FDA has “so many questions” about what good practices look like for algorithm design, development, training, and testing, remarked Patel as the agency considers a total product lifecycle-based approach to regulating medical devices that leverage self-updating algorithms. “We’ll probably have a multi-pronged approach come out soon and we’re working towards sharing that.”
Artificial intelligence and machine learning have the potential to transform and disrupt healthcare through the implementation of AI/ML-based medical devices. But, there are significant challenges to the adoption of these technologies, contends Patel.
Among the hurdles for AI and machine learning-based devices are the lack of large, high quality and well-curated datasets, the inability to explain “black box” approaches, as well as social biases in the data that do not benefit care for all patients and could exacerbate health disparities, according to Patel.
“With machine learning, you’re now somewhat at the mercy of the datasets,” said Patel. “Even though we have lots of data, we don’t have lots of good data for training.”
When it comes to the black box phenomenon, AI systems are often criticized for being complex and difficult to explain to healthcare providers as to how exactly they arrive at results. Making explainability even more difficult are machine learning algorithms that continually evolve, called “adaptive” or “continuously learning” algorithms, and don’t need manual modification to incorporate learning or updates.

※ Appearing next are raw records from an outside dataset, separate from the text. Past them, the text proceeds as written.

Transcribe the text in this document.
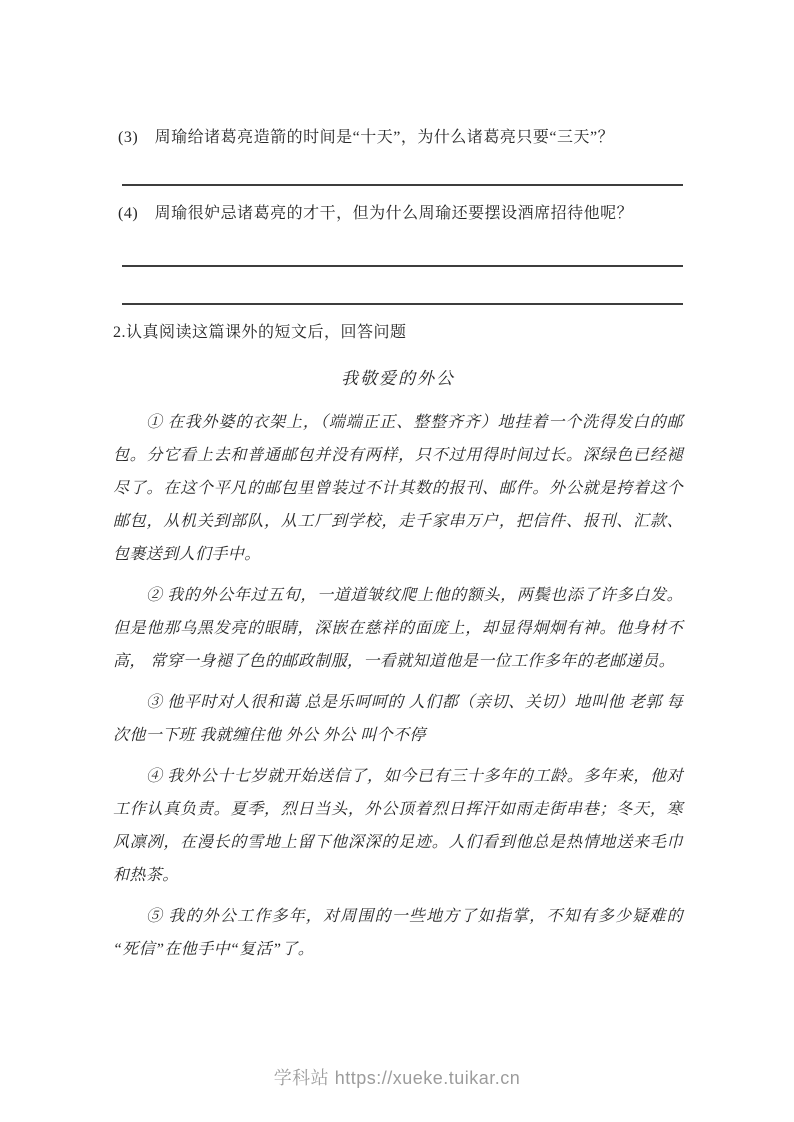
(3) 周瑜给诸葛亮造箭的时间是“十天”，为什么诸葛亮只要“三天”？

(4) 周瑜很妒忌诸葛亮的才干，但为什么周瑜还要摆设酒席招待他呢？

2.认真阅读这篇课外的短文后，回答问题

我敬爱的外公

① 在我外婆的衣架上，（端端正正、整整齐齐）地挂着一个洗得发白的邮包。分它看上去和普通邮包并没有两样，只不过用得时间过长。深绿色已经褪尽了。在这个平凡的邮包里曾装过不计其数的报刊、邮件。外公就是挎着这个邮包，从机关到部队，从工厂到学校，走千家串万户，把信件、报刊、汇款、包裹送到人们手中。

② 我的外公年过五旬，一道道皱纹爬上他的额头，两鬓也添了许多白发。但是他那乌黑发亮的眼睛，深嵌在慈祥的面庞上，却显得炯炯有神。他身材不高， 常穿一身褪了色的邮政制服，一看就知道他是一位工作多年的老邮递员。

③ 他平时对人很和蔼 总是乐呵呵的 人们都（亲切、关切）地叫他 老郭 每次他一下班 我就缠住他 外公 外公 叫个不停

④ 我外公十七岁就开始送信了，如今已有三十多年的工龄。多年来，他对工作认真负责。夏季，烈日当头，外公顶着烈日挥汗如雨走街串巷；冬天，寒风凛冽，在漫长的雪地上留下他深深的足迹。人们看到他总是热情地送来毛巾和热茶。

⑤ 我的外公工作多年，对周围的一些地方了如指掌，不知有多少疑难的“死信”在他手中“复活”了。

学科站 https://xueke.tuikar.cn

The current regulatory framework was not designed for adaptive algorithms, according to researchers who published a paper Friday in the journal npj Digital Medicine. FDA has only cleared or approved medical devices using “locked” algorithms, which provide the same result each time the same input is applied to it and does not change, they wrote.
The authors contend that one problem with FDA’s 2019 proposed regulatory framework, which takes a total product lifecycle approach, is the agency does not ask companies to categorize their technology as AI/ML-based and some companies do not mention the specific AI/ML method they used.
“At this moment, the evaluation of the processes for approval and implementation is hampered by a lack of clarity on the approval of AI/ML-based medical devices and algorithms, as FDA announcements do not clearly state the use of these methods,” according to the authors, who also announced creation of a new online database to track devices and algorithms approved by FDA.
Because FDA does not maintain such a database, researchers contend they had to set the threshold for assessing what technology should be included. They included 29 medical devices and algorithms that met the criteria of being considered an AI/ML-based technology in the FDA’s official announcements.
Of those 29 medical devices and algorithms currently in the database, 23 were approved by the FDA with a 510(k) clearance, while 5 received De Novo pathway clearance and one received PMA clearance. Two main medical specialties, radiology and cardiology, dominate the list with 21 and 4 agency- approved devices and algorithms, respectively.
The open access database will be updated by the authors as the FDA approves new devices and software.
“No other curated database of FDA approvals of AI/ML-based devices and algorithms that serve medical purposes exists,” write the authors. “While we aim to maintain the database along with contributions from the scientific community, we encourage the FDA and other regulatory bodies to take over this database or launch their own.”